At the time, these developments were happening across the city. In places like
Manhattan’s Far West Side, Brooklyn’s Williamsburg, Greenpoint, Red Hook, DUMBO, and in the Rockaway section of Queens. At the same time City Hall was leading the city’s charge to place more and more residents in flood plains, the man behind the plan, was grossly underselling the expected rise in sea levels. In 2007, Doctoroff was touting water levels rising by just five-tenths of an inch by 2020. Not quite. At the time, the city’s environmental consultant told the Village Voice the current projections predicted a rise of five inches. Barrett points out that end of century predictions are of two to three feet increases and these figures don’t include the impact of melting ice caps on sea levels.

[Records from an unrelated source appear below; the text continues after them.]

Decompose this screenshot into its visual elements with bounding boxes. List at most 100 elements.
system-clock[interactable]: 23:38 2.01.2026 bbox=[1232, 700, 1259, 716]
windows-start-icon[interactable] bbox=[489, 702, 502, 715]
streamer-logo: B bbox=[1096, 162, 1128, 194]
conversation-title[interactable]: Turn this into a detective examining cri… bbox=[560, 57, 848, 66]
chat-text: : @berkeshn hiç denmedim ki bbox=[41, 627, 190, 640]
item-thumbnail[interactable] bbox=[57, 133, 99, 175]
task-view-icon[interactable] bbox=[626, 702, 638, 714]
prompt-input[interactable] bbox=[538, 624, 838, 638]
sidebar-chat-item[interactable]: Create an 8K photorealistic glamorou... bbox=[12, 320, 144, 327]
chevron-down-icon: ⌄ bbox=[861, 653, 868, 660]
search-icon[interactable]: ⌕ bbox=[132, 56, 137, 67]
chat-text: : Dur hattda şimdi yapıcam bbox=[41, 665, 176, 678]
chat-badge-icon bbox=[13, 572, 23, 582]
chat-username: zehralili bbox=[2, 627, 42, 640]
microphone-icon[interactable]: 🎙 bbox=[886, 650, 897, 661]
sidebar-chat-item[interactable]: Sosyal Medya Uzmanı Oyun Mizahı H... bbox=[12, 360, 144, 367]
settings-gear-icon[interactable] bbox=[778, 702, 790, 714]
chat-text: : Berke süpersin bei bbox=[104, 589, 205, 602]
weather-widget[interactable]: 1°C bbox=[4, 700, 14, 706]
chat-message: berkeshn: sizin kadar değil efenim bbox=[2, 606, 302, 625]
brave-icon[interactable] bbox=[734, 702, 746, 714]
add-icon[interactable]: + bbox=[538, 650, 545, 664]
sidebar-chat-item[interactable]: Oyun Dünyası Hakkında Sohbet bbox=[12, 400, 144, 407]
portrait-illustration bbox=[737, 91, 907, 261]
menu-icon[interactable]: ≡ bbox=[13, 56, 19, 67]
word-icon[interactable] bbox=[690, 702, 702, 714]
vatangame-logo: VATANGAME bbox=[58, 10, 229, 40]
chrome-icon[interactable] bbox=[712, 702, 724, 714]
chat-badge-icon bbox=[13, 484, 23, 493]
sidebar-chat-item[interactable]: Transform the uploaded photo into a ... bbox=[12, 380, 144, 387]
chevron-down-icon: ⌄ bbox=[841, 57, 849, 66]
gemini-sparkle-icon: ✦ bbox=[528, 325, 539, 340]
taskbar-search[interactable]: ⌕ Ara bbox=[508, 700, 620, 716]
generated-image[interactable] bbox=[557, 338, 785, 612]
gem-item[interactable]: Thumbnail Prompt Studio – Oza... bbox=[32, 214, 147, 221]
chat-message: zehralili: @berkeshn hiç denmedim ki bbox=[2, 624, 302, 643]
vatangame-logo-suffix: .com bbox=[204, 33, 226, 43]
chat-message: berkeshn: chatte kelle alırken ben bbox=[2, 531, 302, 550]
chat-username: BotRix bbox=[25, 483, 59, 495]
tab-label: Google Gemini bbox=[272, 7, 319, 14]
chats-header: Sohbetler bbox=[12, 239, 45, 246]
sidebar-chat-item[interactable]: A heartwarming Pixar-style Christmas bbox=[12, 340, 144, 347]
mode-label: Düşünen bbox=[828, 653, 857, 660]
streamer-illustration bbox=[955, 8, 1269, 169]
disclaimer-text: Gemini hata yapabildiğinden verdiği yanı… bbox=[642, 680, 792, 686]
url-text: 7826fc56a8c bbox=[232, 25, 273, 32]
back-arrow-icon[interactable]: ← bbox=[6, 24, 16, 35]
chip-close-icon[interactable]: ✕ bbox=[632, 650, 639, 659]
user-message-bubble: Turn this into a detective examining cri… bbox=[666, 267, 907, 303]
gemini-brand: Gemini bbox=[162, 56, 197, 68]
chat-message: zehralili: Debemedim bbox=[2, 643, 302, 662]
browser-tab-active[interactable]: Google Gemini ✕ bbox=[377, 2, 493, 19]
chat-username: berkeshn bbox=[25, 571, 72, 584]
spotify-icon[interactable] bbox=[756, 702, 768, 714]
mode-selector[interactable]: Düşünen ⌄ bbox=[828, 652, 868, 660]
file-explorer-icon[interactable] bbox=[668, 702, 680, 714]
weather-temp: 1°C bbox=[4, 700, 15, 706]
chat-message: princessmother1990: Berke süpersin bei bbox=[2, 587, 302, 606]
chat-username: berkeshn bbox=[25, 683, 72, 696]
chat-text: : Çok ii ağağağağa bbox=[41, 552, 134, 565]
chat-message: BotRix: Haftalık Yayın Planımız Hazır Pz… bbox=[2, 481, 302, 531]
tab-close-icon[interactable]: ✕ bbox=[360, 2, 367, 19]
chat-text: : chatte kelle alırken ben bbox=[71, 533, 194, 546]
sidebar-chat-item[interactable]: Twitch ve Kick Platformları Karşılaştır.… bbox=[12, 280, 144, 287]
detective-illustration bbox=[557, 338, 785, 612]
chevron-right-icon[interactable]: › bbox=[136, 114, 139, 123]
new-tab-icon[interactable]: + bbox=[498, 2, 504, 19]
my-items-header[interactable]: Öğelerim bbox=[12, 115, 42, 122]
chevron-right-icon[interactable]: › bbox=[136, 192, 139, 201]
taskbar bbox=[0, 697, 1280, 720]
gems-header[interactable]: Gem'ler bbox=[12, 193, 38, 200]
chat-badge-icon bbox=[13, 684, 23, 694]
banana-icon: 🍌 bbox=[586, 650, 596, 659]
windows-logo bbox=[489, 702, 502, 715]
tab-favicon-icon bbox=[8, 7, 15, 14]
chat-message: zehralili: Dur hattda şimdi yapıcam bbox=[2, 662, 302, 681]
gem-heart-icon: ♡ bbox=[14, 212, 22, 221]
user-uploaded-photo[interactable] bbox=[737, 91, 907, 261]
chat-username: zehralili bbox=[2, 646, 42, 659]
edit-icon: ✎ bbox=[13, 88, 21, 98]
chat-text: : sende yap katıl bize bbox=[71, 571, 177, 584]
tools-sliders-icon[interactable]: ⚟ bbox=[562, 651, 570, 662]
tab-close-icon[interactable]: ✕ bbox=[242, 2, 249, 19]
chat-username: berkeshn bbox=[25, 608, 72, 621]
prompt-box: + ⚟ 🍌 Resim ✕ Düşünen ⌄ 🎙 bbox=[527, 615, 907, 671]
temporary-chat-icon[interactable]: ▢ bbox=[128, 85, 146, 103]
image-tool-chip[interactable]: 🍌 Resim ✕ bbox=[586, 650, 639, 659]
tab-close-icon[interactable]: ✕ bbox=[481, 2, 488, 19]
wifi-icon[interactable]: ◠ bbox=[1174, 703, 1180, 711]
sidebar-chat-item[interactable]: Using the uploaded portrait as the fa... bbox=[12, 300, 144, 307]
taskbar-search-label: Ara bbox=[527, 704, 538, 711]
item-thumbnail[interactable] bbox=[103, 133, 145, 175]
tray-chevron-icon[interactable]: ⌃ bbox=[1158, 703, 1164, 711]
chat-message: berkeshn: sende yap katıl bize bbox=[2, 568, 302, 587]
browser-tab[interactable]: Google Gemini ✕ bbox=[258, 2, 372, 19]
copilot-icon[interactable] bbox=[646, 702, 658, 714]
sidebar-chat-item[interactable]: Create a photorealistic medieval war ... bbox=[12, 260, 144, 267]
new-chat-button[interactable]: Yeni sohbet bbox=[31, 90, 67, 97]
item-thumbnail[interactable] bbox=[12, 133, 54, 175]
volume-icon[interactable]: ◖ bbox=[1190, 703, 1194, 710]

Now, in 2011, the Bloomberg administration, in its third term, is still pushing forward with a desire for unabated development, even if it puts these projects in dangerous flood zones. It isn’t as if the Bloomberg administration is blind to the future problems. Their solution, instead of building further inland or providing more checks to ensure residential safety and protect property from destruction, is to install storm surge barriers. With massive municipal budget cuts sweeping the city, one wonders where the city will get the funds to pay for these projects. Or would they, like promises of affordable housing in those new waterfront developments in Williamsburg and Greenpoint, never materialize after assurances they were in the pipeline?
The state panel rejected this suggestion in the belief that the barriers are too expensive and haven’t been proven fully necessary. The group released its final report to Governor Cuomo, which is non-binding, on December 31. It included the regulations and rules that the Bloomberg administration opposed. In the report, the panel wrote, “ The likelihood that powerful storms will hit New York State’s coastline is very high, as is the associated threat to human life and coastal infrastructure.”
With rampant development having occurred along the city’s shorelines in the last decade, the two most ominous figures should give all pause. The first, coming from Barrett’s 2007 article is from a 2000 FEMA study. it predicted one in four buildings within 500 feet of the coast will be lost to sea-level rise. That figure does not take into consideration property lost from storm surges. This is especially jarring when we consider the second figure. DNAinfo reports that 215,000 New Yorkers already live in areas that have a 1 percent chance of flooding each year. As sea levels rise and more people flock to new developments that, even in this economy continue unabated, the chance of flooding will increase at the same time the number of people impacted rises.
At the beginning of 2011, Mayor Bloomberg is being taken to task for the government’s response to a storm that they had a few days to prepare for as it moved toward the east coast. Future historians will judge Bloomberg, his deputies, and this crop of bureaucrats based on their willful ignorance of a different type of storm. One that they were warned about, but instead of earnestly preparing the city for, they blasted full stead ahead blatantly disregarding the consequences on public safety and the city’s livelihood. This will be Bloomberg’s legacy.